The absence of effective search tools makes it challenging for healthcare providers to efficiently locate and access the specific information contained within a vast video repository. As a result, a significant portion of this valuable educational content remains underutilized and inaccessible to participants of telehealth and telementoring.

Accordingly, there exists a need for indexing clinical video recordings and search tools for retrieving information from clinical video recordings.

The present disclosure generally relates to systems and methods for retrieving information from clinical video recordings. The present disclosure enables effective text-video retrieval of clinical video recordings containing case-based presentations and didactics. In particular, the systems and methods of the present disclosure provide a flexible framework for effective retrieval of clinical video recordings for text queries provided by users. During retrieval, given a user's text query, the system's framework outputs the top-k most relevant short clips in the video repository.
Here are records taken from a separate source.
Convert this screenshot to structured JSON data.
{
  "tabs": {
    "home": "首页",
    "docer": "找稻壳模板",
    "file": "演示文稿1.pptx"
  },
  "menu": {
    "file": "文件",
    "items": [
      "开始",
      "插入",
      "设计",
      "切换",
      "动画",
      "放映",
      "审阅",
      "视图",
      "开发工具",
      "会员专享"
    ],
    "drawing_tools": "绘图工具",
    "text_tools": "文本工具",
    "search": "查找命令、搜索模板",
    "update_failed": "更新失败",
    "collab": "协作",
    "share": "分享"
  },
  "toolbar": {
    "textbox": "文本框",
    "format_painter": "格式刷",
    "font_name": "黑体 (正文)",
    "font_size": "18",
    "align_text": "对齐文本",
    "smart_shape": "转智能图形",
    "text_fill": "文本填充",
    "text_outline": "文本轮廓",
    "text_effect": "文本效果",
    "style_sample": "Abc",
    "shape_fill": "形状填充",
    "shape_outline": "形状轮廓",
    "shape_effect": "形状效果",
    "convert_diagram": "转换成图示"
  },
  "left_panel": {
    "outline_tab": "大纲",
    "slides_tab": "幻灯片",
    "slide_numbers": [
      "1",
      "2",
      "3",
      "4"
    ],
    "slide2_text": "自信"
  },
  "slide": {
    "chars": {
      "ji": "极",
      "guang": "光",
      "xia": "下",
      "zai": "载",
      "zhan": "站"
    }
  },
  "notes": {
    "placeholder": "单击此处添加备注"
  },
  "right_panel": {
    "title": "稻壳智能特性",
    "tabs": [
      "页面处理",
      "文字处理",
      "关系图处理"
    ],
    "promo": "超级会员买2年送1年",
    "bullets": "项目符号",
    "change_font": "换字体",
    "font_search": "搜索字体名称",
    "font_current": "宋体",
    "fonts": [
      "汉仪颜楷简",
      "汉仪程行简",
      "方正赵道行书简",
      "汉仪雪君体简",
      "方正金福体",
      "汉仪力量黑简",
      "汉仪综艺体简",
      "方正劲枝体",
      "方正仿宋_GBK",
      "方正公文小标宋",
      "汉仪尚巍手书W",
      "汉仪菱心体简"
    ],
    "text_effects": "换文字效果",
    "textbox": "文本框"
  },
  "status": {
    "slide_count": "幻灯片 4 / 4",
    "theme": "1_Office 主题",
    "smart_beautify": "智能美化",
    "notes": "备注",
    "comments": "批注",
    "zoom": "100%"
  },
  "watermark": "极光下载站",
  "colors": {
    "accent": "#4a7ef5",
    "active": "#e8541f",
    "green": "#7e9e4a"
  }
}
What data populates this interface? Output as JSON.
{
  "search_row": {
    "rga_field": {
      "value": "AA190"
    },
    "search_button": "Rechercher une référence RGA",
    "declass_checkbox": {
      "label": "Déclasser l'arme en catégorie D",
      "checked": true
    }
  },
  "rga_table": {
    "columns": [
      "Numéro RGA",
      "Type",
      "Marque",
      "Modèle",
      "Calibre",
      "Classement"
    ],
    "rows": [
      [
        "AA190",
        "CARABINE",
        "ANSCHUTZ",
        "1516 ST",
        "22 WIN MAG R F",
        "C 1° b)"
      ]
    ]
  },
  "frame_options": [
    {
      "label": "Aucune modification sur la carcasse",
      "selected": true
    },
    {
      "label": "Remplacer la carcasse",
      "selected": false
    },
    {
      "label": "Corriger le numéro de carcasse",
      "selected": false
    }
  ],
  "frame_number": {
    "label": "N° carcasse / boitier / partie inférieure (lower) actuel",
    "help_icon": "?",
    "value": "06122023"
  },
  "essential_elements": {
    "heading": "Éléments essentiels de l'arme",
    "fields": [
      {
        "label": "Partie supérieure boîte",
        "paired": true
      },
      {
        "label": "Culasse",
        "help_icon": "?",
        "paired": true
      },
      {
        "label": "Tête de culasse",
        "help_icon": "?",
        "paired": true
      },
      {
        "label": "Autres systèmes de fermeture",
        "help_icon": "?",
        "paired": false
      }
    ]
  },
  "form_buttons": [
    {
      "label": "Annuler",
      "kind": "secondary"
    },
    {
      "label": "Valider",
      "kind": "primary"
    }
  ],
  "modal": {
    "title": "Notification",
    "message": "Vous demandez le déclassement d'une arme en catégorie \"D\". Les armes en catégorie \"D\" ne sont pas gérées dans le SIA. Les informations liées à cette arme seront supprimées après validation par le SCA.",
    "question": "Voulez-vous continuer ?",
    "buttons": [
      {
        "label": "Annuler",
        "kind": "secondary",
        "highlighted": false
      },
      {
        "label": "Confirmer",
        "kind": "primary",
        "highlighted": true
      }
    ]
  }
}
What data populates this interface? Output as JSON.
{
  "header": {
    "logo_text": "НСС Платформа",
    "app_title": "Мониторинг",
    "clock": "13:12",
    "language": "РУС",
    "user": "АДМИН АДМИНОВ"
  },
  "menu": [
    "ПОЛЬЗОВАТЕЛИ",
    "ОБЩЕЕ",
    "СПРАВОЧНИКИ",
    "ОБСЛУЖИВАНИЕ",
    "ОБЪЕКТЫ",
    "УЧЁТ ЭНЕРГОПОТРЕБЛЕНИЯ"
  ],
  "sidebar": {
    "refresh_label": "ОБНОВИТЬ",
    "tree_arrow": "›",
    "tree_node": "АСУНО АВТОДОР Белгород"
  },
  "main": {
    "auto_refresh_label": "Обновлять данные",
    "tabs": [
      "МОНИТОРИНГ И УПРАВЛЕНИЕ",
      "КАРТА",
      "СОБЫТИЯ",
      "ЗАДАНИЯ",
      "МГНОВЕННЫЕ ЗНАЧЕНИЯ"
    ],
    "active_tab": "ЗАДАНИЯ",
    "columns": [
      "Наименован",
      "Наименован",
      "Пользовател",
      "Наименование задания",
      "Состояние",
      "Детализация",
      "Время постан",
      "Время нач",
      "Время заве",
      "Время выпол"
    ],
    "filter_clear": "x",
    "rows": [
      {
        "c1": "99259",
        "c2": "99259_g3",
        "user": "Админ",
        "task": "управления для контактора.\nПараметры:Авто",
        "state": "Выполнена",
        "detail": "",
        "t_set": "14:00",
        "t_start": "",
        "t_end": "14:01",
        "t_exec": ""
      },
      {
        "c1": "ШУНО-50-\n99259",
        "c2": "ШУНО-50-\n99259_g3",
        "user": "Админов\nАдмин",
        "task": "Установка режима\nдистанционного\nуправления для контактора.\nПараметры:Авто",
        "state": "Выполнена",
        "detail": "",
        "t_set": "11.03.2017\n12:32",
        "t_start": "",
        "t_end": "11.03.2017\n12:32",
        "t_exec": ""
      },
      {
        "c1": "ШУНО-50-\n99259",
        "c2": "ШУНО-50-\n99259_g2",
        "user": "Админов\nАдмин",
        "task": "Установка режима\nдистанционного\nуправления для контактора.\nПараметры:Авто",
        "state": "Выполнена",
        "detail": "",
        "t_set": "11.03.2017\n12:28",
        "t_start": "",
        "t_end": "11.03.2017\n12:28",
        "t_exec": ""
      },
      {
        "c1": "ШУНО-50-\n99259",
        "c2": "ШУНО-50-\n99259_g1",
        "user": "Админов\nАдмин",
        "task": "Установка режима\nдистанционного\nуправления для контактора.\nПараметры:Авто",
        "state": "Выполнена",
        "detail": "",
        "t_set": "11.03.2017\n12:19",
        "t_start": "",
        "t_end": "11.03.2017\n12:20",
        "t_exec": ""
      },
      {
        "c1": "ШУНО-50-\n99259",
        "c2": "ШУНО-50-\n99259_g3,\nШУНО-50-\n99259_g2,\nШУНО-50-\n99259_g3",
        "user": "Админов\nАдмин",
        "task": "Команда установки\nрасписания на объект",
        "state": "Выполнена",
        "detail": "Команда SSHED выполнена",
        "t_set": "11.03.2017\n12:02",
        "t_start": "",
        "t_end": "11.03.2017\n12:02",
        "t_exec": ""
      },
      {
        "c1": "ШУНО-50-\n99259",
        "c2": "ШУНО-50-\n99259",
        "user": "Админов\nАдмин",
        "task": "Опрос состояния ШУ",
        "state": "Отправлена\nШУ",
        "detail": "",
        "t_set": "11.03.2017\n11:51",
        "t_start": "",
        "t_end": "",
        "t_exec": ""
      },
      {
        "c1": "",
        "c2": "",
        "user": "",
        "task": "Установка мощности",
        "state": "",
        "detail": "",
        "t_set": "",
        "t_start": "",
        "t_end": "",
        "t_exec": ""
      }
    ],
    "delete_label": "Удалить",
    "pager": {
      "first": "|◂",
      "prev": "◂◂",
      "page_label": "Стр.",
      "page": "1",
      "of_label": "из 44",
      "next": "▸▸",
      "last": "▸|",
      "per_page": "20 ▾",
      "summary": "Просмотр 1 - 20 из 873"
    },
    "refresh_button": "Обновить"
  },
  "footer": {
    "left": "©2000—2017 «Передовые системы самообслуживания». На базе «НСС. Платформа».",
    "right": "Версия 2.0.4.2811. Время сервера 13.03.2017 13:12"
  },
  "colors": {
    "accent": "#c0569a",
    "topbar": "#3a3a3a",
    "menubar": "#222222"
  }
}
In one aspect, the present disclosure is directed to a computer-implemented clinical video retrieval system for searching and retrieving clinical videos and clinical text comprising: a data repository comprising clinical video recordings: an automatic speech recognition module configured to generate timestamped text transcriptions from the audio content of the clinical video recordings: an indexing module configured to (i) receive the timestamped text transcriptions, (ii) generate a record comprising a unique identifier, filename, timestamp, transcribed text, and a dense embedding vector of the transcribed text, and (iii) store the record in an index comprising an inverted index and a vector index: a query processing module configured to receive a text query from a user and generate a dense embedding vector of the text query using a transformer-based embedding model, wherein the query processing module optionally comprises a large language model configured to generate a set of dynamically rephrased query variants of the text query: a retrieval module configured to perform a keyword-based search using a ranking function on the inverted index and perform a semantic search using k-nearest neighbor (kNN) retrieval on the vector index, wherein results from the keyword-based search and the semantic search are combined using a weighted scoring function, and wherein candidate transcript segments are retrieved for each query variant: a cross-encoder reranking module configured to apply a cross-encoder reranker to the candidate transcript segments, user query and query variants to compute contextualized similarity scores and sort the candidate transcript segments based on the contextualized similarity scores to produce a ranked list of results: a video clip generating module configured to extract, for each ranked transcript segment, a video clip from the corresponding clinical video recording, the video clip beginning at the timestamp associated with the transcript segment and having a predefined duration; and a display module configured to present the ranked list of video clips and associated clinical text segments.

In one aspect, the present disclosure is directed to a computer-aided method for searching and retrieving clinical video clips and clinical text, the method comprising: (a) receiving a user query comprising a text input: (b) generating a dense embedding of the user query using at least one transformer-based embedding model: (c) retrieving, from a repository of clinical video recordings, a plurality of transcript segments, each transcript segment comprising a timestamped transcription of a portion of a clinical video, wherein the retrieval comprises: (i) performing a keyword-based search using a lexical ranking function to identify transcript segments relevant to the user query: (ii) performing a semantic search by computing similarity between the dense embedding of the user query and precomputed dense embeddings of the transcript segments to identify semantically relevant transcript segments: (iii) combining results from the keyword-based search and the semantic search using a weighted scoring function to generate a set of candidate transcript segments: (d) reranking the set of candidate transcript segments using a cross-encoder model to compute contextualized similarity scores between the user query and each candidate transcript segment, and sorting the candidate transcript segments based on the contextualized similarity scores: (e) extracting, for each reranked transcript segment, a corresponding clinical video clip from the clinical video recordings, wherein the video clip is generated based on the timestamp associated with the transcript segment: (f) outputting to a user interface the corresponding clinical video clips as video results, the reranked transcript segments as clinical text results, and combinations thereof.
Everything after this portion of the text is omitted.